More Pro-One Dub

Here’s another sound that I would label as “Pro-One Dub”. I guess all that really means is knob turning and delay, but when you get good results with this instrument you know it. I love the fact that you cannot store presets on old analog gear. It makes you create a new sound every time you turn it on. I had the knobs in a pretty good position to start this time, but after a few more adjustments I got this great modulated effect with the LFO near top speed and at maximum amount. Just tapping a key gave me this nice squirty raygun effect, so I dropped that in the track before getting my sound for the melodic line I needed for the piece. Here’s a chunk of it pitched down a bit and running through a short delay with lots of feedback to create a vintage raygun effect.

Pro-One Raygun

Tracker Stop Effect

I have been busy today working on four or five separate mixes and managed to finalize two of them, maybe. We’ll see how my ears respond after some rest. Anyway, during the last bit of work I was doing I noticed that one of the processor chains was causing insteresting random sounds whenever I pressed stop in Ableton Live. I decided to capture some of these sounds and see if they might be useful in the track.

Live has a great “resample” feature, but it was no use it this case because the only way to create the sound was by pressing stop and when you do that it stops recording. So I opened up Audacity and attempted to route the output from Live into it. After about five minutes I realized this wasn’t working and turned to the web for an answer. I quickly came across Soundflower (Cycling ’74), a “Free Inter-application Audio Routing Utility for Mac OS X”. This allowed me to route the audio to Audacity as I performed starting and stopping in Live. Here’s an edited version of the results. Warning: I normalized the render and it starts out extremely loud.

Tracker Stop Effect

Up the Apples and Pears

This recording was made with a Shure VP88 stereo condenser mic on a Fostex FR-2LE field recorder as I was leaving work this evening. I usually exit out of a back stairwell with cement steps and brick walls. In other words, loads of natural sound reverberation.

The audio starts as I open the door to the stairwell. First I ascended two flights, turned around and descended four. I then opened the door to the outside alley and parking lot, where I was greeted with post-rainfall, nighttime, city ambiance. I crossed the street to my bike where two workers packed up their tools in their van. Then I pressed stop, packed up my gear and rode home.

While recording I enabled the bass roll-off on the mic. Then I ran the 48kHz 24bit digital recording through a compressor at 4:1 to reduce some of the transient peaks and bring out some of the background noises.
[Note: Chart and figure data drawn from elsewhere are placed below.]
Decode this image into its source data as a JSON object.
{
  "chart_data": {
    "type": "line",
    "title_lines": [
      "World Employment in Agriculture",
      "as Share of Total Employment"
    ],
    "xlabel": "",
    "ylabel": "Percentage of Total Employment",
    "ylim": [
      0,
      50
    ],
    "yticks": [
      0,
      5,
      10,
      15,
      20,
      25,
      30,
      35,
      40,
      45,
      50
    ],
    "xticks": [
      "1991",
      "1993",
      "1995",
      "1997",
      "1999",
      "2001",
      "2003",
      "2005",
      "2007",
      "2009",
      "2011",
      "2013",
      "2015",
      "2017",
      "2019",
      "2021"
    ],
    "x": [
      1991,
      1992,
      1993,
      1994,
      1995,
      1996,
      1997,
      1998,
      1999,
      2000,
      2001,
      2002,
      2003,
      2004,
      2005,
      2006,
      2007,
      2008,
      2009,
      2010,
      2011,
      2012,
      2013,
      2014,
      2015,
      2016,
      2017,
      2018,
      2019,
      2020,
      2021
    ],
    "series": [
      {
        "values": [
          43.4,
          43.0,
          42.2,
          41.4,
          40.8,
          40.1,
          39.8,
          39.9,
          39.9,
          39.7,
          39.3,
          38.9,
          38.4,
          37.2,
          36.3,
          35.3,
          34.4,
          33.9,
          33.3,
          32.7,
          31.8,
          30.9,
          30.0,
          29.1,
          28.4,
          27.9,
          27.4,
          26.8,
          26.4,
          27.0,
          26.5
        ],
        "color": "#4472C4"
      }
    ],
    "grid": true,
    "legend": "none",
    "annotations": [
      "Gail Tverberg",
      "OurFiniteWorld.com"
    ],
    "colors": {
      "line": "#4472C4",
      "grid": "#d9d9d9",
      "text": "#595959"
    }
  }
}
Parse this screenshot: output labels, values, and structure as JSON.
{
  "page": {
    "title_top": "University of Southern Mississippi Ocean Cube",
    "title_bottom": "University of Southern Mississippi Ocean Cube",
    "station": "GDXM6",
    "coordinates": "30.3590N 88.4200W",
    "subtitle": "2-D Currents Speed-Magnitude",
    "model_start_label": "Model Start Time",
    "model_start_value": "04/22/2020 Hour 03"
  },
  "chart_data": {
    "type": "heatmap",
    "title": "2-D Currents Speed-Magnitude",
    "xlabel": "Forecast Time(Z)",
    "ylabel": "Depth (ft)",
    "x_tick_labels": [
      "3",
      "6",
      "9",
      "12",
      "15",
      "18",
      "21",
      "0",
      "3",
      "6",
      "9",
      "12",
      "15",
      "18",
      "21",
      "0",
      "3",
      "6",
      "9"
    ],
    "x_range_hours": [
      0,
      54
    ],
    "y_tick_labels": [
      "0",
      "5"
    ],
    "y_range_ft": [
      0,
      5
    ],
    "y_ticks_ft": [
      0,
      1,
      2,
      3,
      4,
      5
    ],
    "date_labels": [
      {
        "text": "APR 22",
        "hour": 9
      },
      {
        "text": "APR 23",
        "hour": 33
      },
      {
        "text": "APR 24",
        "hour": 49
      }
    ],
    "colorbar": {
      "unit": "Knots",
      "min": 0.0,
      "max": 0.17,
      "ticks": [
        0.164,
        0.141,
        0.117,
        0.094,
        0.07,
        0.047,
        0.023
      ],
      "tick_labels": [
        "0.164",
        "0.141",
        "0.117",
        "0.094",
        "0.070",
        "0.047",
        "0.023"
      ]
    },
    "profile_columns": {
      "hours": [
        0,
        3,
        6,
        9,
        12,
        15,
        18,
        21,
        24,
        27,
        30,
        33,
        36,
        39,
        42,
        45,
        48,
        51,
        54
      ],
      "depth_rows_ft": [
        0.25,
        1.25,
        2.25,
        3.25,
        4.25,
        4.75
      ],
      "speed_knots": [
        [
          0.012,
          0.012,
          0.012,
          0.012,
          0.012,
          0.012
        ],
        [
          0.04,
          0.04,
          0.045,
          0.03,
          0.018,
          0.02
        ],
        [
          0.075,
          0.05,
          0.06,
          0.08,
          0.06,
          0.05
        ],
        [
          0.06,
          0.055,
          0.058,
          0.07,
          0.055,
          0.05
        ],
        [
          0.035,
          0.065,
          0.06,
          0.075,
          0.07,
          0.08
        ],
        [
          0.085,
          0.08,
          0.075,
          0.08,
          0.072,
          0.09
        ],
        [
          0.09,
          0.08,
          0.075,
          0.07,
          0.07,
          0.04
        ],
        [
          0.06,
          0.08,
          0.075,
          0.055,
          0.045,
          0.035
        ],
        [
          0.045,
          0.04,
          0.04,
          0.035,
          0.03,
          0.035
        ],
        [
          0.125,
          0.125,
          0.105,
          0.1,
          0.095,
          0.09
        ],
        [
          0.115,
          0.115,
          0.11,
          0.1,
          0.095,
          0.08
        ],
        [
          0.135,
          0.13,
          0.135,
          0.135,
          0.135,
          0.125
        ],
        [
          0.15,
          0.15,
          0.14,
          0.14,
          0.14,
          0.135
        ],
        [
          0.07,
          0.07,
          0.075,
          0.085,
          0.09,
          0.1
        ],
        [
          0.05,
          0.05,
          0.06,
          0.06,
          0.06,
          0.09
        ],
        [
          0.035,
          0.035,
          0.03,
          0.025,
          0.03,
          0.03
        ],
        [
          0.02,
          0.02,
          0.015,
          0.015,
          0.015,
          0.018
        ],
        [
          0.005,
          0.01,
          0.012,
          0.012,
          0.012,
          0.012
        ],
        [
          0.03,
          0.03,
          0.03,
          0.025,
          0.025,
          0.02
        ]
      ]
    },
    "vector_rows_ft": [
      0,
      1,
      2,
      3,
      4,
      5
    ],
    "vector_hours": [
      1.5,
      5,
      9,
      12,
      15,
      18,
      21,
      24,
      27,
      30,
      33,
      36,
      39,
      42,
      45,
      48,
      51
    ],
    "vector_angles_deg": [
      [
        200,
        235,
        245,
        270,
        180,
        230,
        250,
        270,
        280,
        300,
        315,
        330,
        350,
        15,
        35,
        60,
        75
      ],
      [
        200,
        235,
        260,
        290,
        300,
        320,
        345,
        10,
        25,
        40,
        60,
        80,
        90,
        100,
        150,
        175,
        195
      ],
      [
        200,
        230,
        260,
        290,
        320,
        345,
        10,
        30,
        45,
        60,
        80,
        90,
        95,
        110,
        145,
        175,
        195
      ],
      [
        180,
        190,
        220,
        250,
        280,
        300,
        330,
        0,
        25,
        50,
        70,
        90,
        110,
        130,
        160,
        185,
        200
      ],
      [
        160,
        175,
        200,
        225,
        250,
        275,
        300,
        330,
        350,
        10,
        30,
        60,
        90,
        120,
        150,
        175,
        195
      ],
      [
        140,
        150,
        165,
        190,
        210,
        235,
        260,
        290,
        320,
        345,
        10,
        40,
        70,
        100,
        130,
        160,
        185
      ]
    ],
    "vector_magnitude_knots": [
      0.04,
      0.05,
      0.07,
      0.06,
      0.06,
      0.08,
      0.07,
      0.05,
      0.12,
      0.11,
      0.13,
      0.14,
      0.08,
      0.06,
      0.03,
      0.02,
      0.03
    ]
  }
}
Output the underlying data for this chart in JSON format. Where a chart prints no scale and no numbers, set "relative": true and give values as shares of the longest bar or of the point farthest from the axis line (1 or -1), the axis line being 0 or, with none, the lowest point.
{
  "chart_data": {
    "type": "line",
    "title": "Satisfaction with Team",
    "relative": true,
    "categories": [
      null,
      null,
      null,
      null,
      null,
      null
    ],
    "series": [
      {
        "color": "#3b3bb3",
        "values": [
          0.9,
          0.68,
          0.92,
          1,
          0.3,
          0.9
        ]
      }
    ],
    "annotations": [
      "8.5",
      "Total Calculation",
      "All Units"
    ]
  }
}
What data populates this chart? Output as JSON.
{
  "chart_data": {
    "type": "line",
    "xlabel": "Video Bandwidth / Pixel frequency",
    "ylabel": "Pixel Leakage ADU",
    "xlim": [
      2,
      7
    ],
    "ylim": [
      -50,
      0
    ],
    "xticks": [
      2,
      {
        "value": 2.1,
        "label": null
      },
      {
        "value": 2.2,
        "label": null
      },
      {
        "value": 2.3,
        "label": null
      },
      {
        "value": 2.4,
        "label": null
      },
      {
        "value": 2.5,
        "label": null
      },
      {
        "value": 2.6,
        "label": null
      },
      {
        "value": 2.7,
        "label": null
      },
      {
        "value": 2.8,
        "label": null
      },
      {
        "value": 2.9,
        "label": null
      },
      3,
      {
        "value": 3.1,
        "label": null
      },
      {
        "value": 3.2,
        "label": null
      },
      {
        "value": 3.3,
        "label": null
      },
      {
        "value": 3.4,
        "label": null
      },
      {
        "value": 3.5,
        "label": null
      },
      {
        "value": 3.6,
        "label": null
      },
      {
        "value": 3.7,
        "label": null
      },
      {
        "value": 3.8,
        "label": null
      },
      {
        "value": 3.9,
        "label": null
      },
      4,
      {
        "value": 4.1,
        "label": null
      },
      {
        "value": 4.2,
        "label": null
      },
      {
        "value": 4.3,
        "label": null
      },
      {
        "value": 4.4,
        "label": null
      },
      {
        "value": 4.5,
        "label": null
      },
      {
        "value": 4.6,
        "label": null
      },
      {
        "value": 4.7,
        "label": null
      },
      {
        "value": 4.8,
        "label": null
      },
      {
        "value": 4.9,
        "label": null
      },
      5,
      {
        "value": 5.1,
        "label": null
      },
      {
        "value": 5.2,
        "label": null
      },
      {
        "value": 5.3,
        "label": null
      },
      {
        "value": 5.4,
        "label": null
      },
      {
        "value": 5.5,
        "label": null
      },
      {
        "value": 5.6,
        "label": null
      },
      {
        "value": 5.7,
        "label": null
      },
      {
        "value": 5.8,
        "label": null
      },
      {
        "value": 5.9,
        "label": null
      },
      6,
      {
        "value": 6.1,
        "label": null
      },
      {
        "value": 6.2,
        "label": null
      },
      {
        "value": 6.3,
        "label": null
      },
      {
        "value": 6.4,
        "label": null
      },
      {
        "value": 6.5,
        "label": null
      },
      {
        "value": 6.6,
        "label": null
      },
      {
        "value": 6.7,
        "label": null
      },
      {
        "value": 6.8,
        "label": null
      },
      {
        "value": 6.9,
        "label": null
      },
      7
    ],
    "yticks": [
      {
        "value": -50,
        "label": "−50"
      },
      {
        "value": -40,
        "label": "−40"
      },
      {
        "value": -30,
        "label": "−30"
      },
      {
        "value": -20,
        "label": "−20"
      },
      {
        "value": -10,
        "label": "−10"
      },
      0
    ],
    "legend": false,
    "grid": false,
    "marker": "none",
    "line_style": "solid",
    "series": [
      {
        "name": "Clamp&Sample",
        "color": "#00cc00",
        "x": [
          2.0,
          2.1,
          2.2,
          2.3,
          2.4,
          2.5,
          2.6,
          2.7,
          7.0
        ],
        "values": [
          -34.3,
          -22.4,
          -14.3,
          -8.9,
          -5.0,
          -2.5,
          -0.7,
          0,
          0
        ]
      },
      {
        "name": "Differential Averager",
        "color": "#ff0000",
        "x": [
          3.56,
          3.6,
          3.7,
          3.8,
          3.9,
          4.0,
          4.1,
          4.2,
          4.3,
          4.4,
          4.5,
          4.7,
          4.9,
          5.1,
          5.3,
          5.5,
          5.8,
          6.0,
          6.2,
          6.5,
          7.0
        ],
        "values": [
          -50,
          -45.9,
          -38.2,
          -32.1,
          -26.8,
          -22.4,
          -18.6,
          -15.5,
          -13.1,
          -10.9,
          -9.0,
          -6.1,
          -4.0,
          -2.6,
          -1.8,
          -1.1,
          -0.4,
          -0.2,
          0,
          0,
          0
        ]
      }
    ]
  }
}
I also normalized it during the render to maximize the volume.

Up the Apples and Pears

Lofi Storm Ambiance

Tonight I shot a video in an alley in Northeast Minneapolis as a thunder storm rolled in. I shot it with my mobile phone and then converted it to a wav file for today’s sound. Rather than inlcude the video I have put the audio here after compressing it as an mp3. I also included a shot of the storm clouds as I saw them. In the beginning of the recording I hear some chimes then the wind overdrives the mic a bit. On the whole, the recording seems to be made of mostly wind noise.

Lofi Storm Ambiance

 

Micro Sample with Massive Reverb

Here’s a technique that I stumbled across while experimenting. Sometimes I like to put a micro sample (a sample that is a fraction of a second in length) through a massive reverb. This particular sample is perhaps a tenth of a second of music from an old television commerical. When I do this it’s usually on its own track with lots of other stuff going on around it.

This example is the micro sample through the reverb alone so you can hear the texture that it creates. Most of the time I will run it through a high pass filter before it gets to the reverb, and in this case I’m also running it through a slowly modulating auto filter so that it has a slightly different timbre each time it occurs. Hearing this alone makes evident a high frequency overtone that starts to ring throughout the recording. You can hear the same sample in context in the track Electric Sheep that I linked in this post.